Com início em outubro de 2010, o Projeto Florestas Familiares constitui iniciativa de fortalecimento da capacidade de governança das associações responsáveis pela gestão dos assentados e organizações dos assentamentos especialmente em relação ao uso da terra e dos recursos florestais de comunidades e assentamentos A área de atuação do Projeto Florestas Familiares é constituída pelos Projetos de Assentamento Moju I & II (daqui para frente referidos como PA Moju), localizados na região de Santarém e entorno.

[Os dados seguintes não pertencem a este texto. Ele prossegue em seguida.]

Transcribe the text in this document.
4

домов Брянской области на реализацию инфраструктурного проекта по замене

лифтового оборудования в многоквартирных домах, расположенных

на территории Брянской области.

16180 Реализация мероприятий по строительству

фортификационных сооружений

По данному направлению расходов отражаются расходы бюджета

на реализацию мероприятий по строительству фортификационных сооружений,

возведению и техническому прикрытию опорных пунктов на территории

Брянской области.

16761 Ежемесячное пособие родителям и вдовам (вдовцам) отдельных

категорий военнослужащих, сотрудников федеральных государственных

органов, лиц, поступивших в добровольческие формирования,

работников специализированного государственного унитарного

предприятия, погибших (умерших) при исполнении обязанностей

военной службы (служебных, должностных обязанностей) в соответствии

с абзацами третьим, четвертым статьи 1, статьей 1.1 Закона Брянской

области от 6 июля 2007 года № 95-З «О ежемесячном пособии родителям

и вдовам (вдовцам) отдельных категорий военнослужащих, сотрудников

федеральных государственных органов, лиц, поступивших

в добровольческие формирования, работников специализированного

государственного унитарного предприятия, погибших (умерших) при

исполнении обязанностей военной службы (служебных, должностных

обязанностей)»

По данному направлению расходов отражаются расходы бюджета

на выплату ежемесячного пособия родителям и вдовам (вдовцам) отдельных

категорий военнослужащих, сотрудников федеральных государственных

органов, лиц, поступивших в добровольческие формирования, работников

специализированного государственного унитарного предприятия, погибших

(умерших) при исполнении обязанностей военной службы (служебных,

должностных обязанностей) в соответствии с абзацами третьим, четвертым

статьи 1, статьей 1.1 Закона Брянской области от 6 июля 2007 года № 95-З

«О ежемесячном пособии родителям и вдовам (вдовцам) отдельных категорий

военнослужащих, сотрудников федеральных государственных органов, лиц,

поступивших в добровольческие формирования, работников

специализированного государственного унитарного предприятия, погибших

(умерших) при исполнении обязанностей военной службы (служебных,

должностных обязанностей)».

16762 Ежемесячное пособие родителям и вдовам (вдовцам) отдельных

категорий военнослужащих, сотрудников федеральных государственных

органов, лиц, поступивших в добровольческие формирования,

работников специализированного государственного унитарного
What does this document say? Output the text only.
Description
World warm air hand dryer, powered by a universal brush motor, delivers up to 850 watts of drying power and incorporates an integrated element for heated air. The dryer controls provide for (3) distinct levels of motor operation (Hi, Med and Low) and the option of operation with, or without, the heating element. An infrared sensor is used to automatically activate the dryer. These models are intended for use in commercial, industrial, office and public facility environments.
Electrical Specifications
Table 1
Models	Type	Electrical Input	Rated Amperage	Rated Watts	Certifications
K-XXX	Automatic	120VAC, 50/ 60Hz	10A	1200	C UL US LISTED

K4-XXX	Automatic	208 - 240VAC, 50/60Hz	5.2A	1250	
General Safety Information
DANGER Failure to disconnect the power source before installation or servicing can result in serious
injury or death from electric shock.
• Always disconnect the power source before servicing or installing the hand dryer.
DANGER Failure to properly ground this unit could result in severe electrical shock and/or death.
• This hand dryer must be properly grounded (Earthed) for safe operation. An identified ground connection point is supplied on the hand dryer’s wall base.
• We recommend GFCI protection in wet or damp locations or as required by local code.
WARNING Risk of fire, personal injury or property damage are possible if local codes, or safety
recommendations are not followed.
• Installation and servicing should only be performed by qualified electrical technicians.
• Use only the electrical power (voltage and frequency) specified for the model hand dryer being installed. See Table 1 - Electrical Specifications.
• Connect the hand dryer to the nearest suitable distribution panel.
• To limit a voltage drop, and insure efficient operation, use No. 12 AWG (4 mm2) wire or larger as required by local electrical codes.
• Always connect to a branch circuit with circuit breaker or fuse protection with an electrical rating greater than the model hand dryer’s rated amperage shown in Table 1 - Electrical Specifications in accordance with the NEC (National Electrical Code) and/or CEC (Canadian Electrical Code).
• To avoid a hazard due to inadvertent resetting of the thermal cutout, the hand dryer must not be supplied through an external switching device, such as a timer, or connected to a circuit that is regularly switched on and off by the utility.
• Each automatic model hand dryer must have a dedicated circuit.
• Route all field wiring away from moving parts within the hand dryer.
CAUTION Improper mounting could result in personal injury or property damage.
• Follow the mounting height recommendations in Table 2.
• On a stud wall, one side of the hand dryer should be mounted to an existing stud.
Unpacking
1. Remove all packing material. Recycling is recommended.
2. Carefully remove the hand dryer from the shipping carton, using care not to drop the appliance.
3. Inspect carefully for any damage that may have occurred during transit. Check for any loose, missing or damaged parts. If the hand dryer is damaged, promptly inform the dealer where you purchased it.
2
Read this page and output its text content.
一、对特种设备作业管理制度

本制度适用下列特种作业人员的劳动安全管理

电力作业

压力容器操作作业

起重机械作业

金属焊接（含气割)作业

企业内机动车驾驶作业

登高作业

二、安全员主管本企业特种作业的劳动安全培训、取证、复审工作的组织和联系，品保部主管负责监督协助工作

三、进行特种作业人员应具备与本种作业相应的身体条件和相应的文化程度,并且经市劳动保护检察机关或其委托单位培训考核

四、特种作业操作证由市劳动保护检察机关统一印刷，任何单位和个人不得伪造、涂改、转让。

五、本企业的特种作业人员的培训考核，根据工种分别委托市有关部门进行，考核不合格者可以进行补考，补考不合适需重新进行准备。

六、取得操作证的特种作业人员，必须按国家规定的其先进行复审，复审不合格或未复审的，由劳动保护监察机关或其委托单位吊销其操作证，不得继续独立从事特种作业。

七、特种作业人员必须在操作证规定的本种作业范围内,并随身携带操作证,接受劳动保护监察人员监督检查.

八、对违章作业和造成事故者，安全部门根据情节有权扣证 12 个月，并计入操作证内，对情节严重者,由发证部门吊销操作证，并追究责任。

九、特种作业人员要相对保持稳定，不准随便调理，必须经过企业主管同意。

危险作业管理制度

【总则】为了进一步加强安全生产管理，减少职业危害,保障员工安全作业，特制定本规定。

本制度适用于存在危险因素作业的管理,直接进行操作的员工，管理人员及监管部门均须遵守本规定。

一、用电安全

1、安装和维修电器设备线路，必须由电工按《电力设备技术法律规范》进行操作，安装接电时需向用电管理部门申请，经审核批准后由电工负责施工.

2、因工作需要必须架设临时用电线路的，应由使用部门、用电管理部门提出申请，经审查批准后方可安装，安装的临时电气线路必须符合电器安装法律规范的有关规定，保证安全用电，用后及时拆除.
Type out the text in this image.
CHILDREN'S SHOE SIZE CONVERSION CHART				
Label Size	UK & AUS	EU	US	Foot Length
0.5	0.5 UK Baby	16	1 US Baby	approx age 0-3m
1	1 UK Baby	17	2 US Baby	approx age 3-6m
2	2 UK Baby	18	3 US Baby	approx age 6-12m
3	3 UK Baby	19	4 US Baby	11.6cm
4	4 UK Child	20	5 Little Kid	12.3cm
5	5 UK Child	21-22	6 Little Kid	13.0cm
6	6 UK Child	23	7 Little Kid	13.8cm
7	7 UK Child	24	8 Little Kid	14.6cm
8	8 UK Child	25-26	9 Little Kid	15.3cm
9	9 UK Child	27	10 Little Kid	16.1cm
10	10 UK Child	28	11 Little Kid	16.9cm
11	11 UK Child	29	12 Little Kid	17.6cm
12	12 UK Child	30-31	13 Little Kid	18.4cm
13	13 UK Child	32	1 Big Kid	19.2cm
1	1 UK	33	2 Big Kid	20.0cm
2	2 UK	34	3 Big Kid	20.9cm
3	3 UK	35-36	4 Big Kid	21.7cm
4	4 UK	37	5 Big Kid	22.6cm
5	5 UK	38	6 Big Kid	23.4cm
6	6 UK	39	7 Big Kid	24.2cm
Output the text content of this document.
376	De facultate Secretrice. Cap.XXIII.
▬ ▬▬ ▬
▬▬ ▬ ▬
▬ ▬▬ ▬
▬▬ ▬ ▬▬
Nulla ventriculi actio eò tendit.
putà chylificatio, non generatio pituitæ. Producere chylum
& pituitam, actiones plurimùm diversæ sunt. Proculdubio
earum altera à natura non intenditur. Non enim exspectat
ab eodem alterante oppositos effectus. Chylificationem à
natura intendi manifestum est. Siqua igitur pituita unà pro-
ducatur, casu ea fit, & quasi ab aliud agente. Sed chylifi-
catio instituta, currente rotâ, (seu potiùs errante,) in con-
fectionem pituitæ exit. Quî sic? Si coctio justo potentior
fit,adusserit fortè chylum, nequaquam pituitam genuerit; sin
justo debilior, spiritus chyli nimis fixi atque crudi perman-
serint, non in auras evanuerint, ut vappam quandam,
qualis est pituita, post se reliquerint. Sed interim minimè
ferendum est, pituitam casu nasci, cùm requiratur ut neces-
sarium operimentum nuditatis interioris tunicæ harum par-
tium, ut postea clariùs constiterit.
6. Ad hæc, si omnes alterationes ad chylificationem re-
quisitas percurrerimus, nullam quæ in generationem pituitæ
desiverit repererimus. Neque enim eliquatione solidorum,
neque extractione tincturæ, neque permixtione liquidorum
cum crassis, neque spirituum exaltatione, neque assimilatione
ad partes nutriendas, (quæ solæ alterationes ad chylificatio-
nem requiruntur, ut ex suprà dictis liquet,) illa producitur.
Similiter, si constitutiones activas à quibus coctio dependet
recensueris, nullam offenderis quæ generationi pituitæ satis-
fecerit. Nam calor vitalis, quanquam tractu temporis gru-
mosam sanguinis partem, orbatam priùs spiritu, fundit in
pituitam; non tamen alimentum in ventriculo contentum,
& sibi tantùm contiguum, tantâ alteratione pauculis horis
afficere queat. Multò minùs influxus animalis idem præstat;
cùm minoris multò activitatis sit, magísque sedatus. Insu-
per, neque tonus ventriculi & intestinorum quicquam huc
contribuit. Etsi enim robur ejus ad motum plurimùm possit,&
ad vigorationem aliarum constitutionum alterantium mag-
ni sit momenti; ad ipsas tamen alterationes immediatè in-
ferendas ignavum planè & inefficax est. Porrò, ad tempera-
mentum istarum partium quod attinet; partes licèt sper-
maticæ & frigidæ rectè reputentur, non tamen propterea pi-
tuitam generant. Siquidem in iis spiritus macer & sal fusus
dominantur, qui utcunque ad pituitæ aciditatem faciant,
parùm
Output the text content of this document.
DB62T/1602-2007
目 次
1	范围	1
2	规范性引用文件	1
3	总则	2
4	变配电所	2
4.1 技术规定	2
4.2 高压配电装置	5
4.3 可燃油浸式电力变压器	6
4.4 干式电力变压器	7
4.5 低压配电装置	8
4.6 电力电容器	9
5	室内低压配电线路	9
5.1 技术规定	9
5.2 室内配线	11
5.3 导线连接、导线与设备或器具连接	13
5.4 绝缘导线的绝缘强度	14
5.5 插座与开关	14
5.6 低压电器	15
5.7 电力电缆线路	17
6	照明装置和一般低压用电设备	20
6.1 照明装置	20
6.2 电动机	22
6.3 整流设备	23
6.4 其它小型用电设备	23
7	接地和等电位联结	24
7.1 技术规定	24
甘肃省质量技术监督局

O foco do trabalho é, por um lado, o fortalecimento das instituições daqueles assentamentos, e atuantes nele, nas suas relações com as instituições governamentais e não governamentais assim como nas suas relações com o setor privado, principalmente, com o setor madeireiro. Assim, este projeto visa apoiar o desenvolvimento das habilidades necessárias para o relacionamento justo entre empresas e comunidades dentro do assentamento, contribuindo para o desenvolvimento socioeconômico do assentamento e para a conservação de suas florestas e outros recursos naturais.
ESTRATÉGIA DE AÇÃO
O desenvolvimento das habilidades necessárias para que os assentados e as instituições do PA Moju possam se fortalecer para gerir o processo e a estrutura de cogestão do Assentamento e se relacionar com o governo e o setor privado passa por três pontos principais: 1. informação; 2. fortalecimento institucional; e 3. assessoria no estabelecimento de contratos empresas-comunidades. São esses os pilares de atuação do Projeto Florestas Familiares.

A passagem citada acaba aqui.